Hier helfen wir Parmarth Samaj Sevi Sansthan bei ihrer Arbeit. Die NGO agiert in der Bundelkhand-Region, welche sich in Madhya Pradesh und Uttar Pradesh befindet und oftmals als eine der „most backwards areas of India“ bezeichnet wird. Begrenzte Wasserressourcen, extreme Wetterbedingungen (bis zu 50 Grad im Sommer, wenig und wenn sehr intensiver Regen während der Monsunzeit, im Winter fallen die Temperaturen teils bis zum Gefrierpunkt) und wenig fruchtbare Flächen sorgen dafür, dass viele Menschen keine Arbeit haben und somit unterhalb der Armutsgrenze leben.

Parmarth unterstützt insbesondere schwächere Mitglieder der Gesellschaft wie Angehörige unterer Kasten & Tribals, Frauen und Kinder, um deren Lebensumstände zu verbessern und einen langfristig gesicherten Lebensunterhalt zu ermöglichen. Sie arbeiten sowohl in ländlichen als auch urbanen Regionen.
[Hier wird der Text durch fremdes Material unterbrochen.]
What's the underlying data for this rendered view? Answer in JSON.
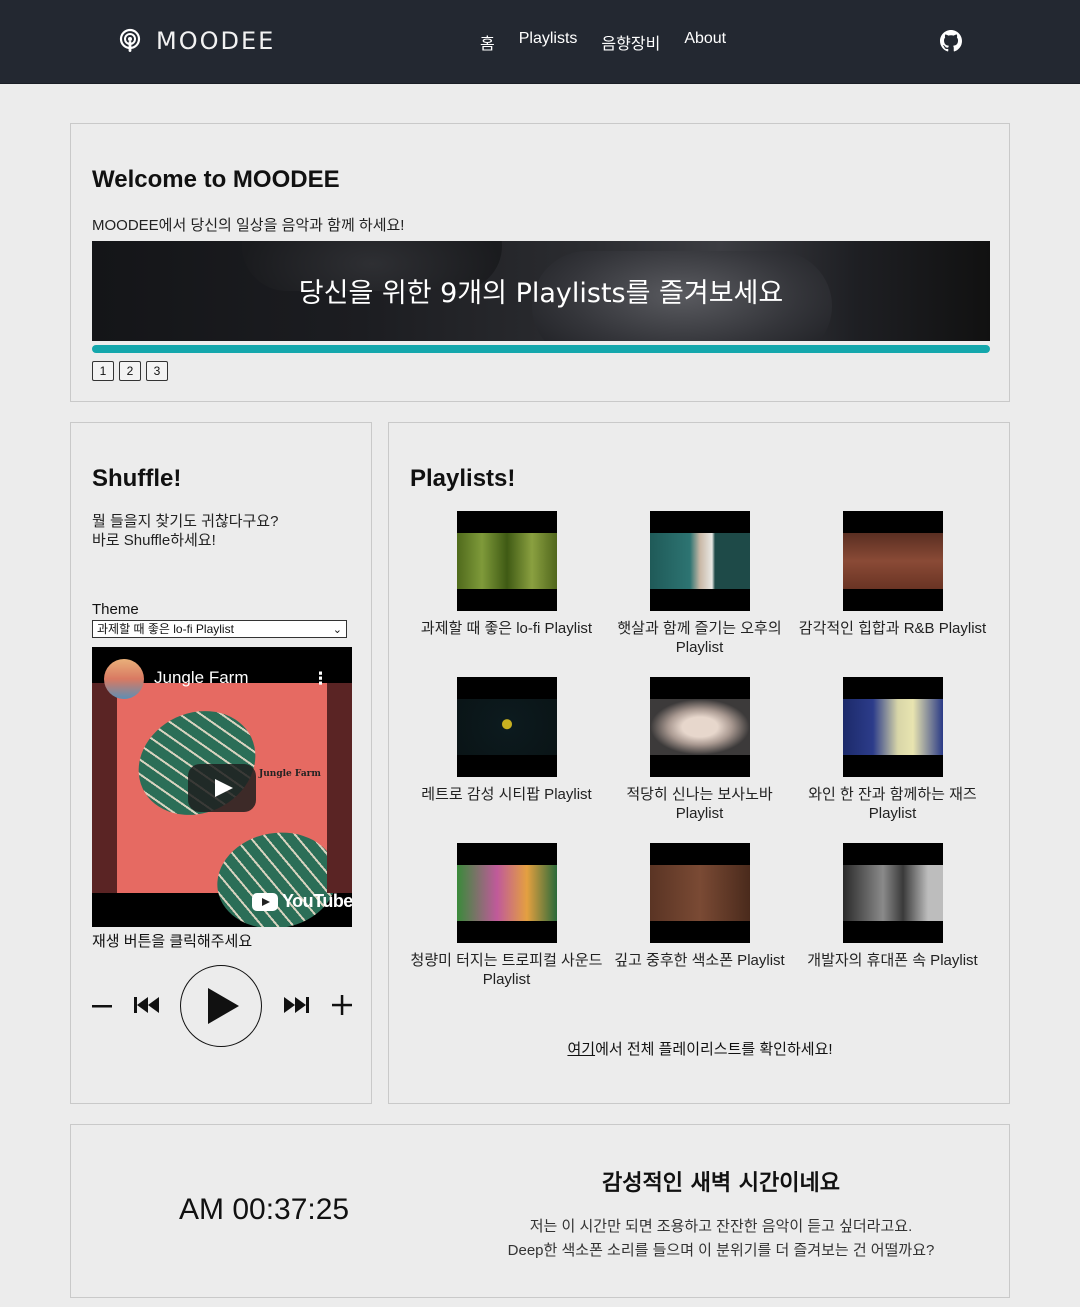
{
  "header": {
    "logo_text": "MOODEE",
    "nav": [
      "홈",
      "Playlists",
      "음향장비",
      "About"
    ],
    "github_icon": "github-icon"
  },
  "welcome": {
    "title": "Welcome to MOODEE",
    "subtitle": "MOODEE에서 당신의 일상을 음악과 함께 하세요!",
    "banner_text": "당신을 위한 9개의 Playlists를 즐겨보세요",
    "pages": [
      "1",
      "2",
      "3"
    ],
    "accent_color": "#14a7ac"
  },
  "shuffle": {
    "title": "Shuffle!",
    "desc_line1": "뭘 들을지 찾기도 귀찮다구요?",
    "desc_line2": "바로 Shuffle하세요!",
    "theme_label": "Theme",
    "theme_selected": "과제할 때 좋은 lo-fi Playlist",
    "video_title": "Jungle Farm",
    "video_art_text": "Jungle Farm",
    "youtube_text": "YouTube",
    "hint": "재생 버튼을 클릭해주세요"
  },
  "playlists": {
    "title": "Playlists!",
    "items": [
      {
        "label": "과제할 때 좋은 lo-fi Playlist"
      },
      {
        "label": "햇살과 함께 즐기는 오후의 Playlist"
      },
      {
        "label": "감각적인 힙합과 R&B Playlist"
      },
      {
        "label": "레트로 감성 시티팝 Playlist"
      },
      {
        "label": "적당히 신나는 보사노바 Playlist"
      },
      {
        "label": "와인 한 잔과 함께하는 재즈 Playlist"
      },
      {
        "label": "청량미 터지는 트로피컬 사운드 Playlist"
      },
      {
        "label": "깊고 중후한 색소폰 Playlist"
      },
      {
        "label": "개발자의 휴대폰 속 Playlist"
      }
    ],
    "footer_link": "여기",
    "footer_text": "에서 전체 플레이리스트를 확인하세요!"
  },
  "clock": {
    "time": "AM 00:37:25",
    "heading": "감성적인 새벽 시간이네요",
    "msg_line1": "저는 이 시간만 되면 조용하고 잔잔한 음악이 듣고 싶더라고요.",
    "msg_line2": "Deep한 색소폰 소리를 들으며 이 분위기를 더 즐겨보는 건 어떨까요?"
  }
}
Ihre Vision fassen sie folgendermaßen zusammen:

To contribute in building a society where all people can gain access to basic amenities such as education, health care, water & sanitation and livelihood opportunities and where all people can realize their full potential.
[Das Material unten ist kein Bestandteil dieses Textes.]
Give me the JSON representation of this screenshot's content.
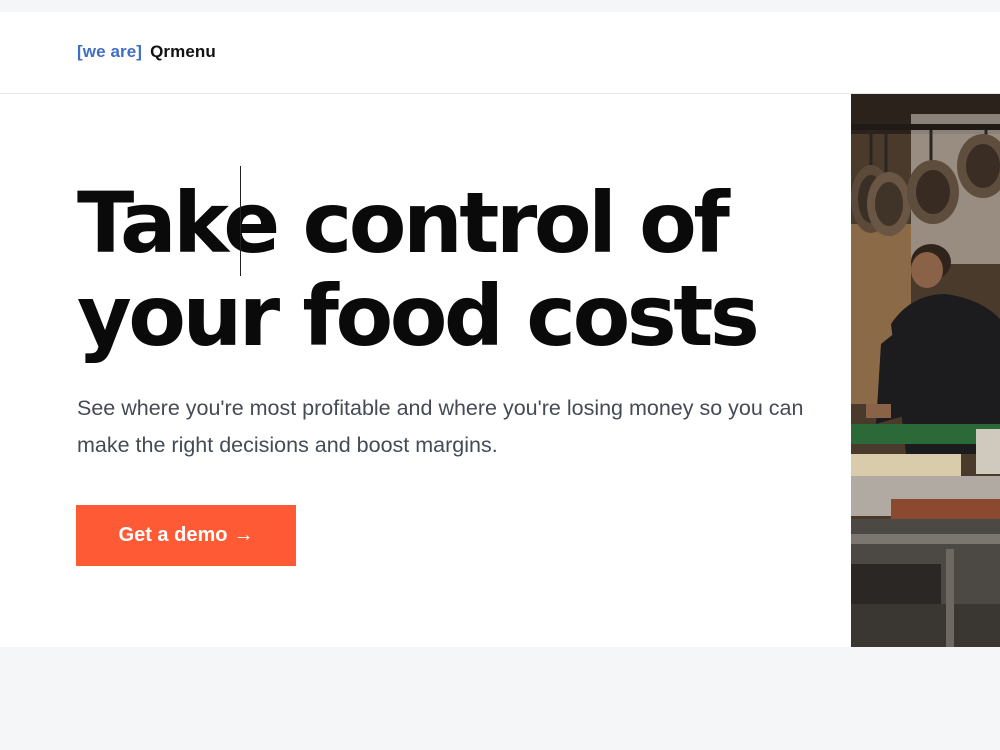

Dazu gibt es verschiedene Projekte, zum Beispiel auch von der EU, der Welthungerhilfe und Viva con Agua geförderte Projekte im Bereich WASH (Water, Sanitation & Hygiene).

Diese Woche gingen wir gemeinsam mit unserem Ansprechpartner der NGO erneut auf einen Field Visit, um das Wadi-Projekt in Talbehat zu besichtigen. Finanziell unterstützt wird es von der NABARD (National Bank for Agriculture and Rural Development of India). „Wadi“ richtet sich speziell an Tribals, ist Hindi und steht für „plant a garden“. Der Name ist Programm: Parmarth zeigt den Bewohnern, wie sie mithilfe von Obst-, Gemüse- und Getreideanbau ihren Lebensunterhalt verdienen können. Dabei lernen sie über Pflanzenzucht generell, Mischkulturen, organic Farming, wie sie die Produkte direkt auf dem Markt ohne Zwischenhändler verkaufen können uvm. Die Samen und Pflanzen werden zu Beginn bei Bedarf von Parmarth gestellt. Neben den angebauten Produkten verkaufen sie zudem natürliche Medizin, welche aus Waldpflanzen zusammengesetzt wird. Vom Projekt profitieren ca. 1.000 Familien (ca. 6-7 Familienmitglieder pro Haushalt). Zudem leistet Parmarth finanzielle Unterstützung beim Bau von Brunnen, um eine Bewässerung der Plantagen zu gewährleisten.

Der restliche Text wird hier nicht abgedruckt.